Effects of age on circadian rhythms are similar in wild-type and heterozygous Clock mutant mice

Abstract

The amplitudes of many circadian rhythms, at the behavioral, physiological, cellular, and biochemical levels, decrease with advanced age. Previous studies suggest that the amplitude of the central circadian pacemaker is decreased in old animals. Recently, it has been reported that expression of several circadian clock genes, including Clock, is lower in the master circadian pacemaker of old rodents. To test the hypothesis that decreased activity of a circadian clock gene renders animals more susceptible to the effects of aging, we analyzed the circadian rhythm of locomotor activity in young and old wild-type and heterozygous Clock mutant mice. We found that the effects of age and the Clock mutation were additive. These results indicate that age-related changes in circadian rhythmicity occur equally in wild-type and heterozygous Clock mutants, suggesting that the Clock mutation does not render mice more susceptible to the effects of age on the circadian pacemaker.

Figure 1

Representative activity records from young (top) and old (bottom) wild-type and Clock mutant mice.

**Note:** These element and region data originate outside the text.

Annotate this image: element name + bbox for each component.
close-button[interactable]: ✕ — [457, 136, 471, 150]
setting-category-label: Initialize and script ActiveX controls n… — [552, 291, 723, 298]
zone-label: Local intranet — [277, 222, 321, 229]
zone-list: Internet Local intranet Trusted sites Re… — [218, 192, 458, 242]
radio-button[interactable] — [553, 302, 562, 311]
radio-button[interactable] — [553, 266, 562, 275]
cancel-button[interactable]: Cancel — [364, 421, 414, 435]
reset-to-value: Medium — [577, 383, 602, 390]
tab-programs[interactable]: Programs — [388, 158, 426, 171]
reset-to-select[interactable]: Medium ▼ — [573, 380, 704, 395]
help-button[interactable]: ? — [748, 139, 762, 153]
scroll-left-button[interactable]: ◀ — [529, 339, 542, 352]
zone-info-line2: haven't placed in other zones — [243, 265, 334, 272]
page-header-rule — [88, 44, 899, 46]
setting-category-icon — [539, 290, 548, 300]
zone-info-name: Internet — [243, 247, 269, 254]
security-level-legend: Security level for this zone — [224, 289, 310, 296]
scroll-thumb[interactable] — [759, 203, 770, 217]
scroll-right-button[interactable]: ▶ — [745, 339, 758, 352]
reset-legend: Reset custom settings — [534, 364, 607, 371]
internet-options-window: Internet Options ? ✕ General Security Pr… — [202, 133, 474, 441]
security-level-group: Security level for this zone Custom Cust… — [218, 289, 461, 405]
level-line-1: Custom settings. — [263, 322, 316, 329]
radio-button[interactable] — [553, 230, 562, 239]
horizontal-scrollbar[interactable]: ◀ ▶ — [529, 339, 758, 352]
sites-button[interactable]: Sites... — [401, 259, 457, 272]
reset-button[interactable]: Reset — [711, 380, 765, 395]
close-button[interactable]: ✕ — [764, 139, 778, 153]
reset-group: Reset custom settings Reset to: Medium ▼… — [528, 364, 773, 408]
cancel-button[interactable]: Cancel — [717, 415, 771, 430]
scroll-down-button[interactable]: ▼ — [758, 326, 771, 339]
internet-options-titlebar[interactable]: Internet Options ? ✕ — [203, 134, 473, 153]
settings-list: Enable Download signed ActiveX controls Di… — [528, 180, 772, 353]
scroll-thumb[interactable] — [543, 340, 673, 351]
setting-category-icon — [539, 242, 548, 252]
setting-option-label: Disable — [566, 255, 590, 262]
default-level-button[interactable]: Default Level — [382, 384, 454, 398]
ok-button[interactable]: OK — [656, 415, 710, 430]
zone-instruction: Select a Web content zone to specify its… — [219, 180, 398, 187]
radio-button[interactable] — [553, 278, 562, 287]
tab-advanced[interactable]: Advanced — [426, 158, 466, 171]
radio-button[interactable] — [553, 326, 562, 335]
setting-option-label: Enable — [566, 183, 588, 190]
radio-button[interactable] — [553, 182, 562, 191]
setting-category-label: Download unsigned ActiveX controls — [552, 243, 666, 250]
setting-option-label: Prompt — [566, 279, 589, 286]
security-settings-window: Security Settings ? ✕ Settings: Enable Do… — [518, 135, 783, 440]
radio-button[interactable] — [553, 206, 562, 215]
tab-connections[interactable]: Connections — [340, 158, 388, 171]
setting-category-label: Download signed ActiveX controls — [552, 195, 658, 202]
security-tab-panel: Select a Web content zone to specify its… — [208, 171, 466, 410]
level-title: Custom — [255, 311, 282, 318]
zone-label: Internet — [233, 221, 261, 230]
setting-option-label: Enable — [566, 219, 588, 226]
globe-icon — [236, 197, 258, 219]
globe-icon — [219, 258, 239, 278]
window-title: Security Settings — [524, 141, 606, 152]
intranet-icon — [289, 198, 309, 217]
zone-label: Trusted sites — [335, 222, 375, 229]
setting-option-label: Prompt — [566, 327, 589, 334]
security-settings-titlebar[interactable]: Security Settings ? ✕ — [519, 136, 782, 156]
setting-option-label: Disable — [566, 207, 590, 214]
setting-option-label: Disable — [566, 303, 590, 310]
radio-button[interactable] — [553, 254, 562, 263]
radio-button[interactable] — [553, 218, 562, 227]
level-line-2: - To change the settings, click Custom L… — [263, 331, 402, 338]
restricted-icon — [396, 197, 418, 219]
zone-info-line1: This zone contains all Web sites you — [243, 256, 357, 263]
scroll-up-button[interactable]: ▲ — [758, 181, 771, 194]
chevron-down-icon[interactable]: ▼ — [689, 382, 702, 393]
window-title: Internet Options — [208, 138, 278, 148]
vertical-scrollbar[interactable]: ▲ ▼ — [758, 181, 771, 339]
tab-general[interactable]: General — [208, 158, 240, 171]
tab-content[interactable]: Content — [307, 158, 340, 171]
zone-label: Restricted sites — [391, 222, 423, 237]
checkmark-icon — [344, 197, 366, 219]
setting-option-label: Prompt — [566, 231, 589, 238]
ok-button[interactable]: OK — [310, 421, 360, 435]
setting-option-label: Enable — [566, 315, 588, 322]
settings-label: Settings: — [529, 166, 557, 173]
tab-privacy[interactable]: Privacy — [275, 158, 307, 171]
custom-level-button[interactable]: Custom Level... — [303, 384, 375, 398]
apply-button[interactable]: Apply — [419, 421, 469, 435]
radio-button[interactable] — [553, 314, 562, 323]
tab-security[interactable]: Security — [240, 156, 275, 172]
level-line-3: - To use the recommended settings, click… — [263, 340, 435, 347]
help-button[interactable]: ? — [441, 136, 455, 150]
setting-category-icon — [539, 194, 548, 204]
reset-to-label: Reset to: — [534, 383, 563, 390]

Data from wild-type mice are on the left, and data from age-matched Clock/+ mice are on the right. The phase shifts near the bottom of each record are the result of a 6-h light pulse delivered at CT 17.

Figure 2

Effects of age on various parameters of the circadian timing systems of wild-type and Clock mutant mice. Compared to young mice, old mice had significantly more bouts of activity per day (A), lower relative FFT power in the circadian range (B), fewer wheel revolutions per day (C). Age did not affect free-running period in constant darkness (D) or the magnitude of the light-induced phase shift (E). Clock mutant mice had significantly lower relative FFT power (B) and running wheel activity (C). The Clock mutation also led to a significantly longer free-running period (D) and larger phase shifts to a 6-h light pulse delivered at CT 17 (E). Open bars: wild-type mice. Dark bars: Clock heterozygotes.

Figure 3

The expression of mPer1 was significantly lower in the SCN of Clock mutant mice at CT 6. (A) Autoradiograms of hypothalami from representative young and old wild-type and Clock mutant mice. (B) mPer1 signal in the SCN of animals from each group. Age did not significantly affect mPer1 expression.

Figure 4

The Clock mutation significantly decreased expression of mPer2 in the SCN at CT 6. (A) Autoradiograms of hypothalami from representative young and old wild-type and Clock mutant mice. (B) mPer2 signal in the SCN of animals from each group. There was no effect of age on the mPer2 expression.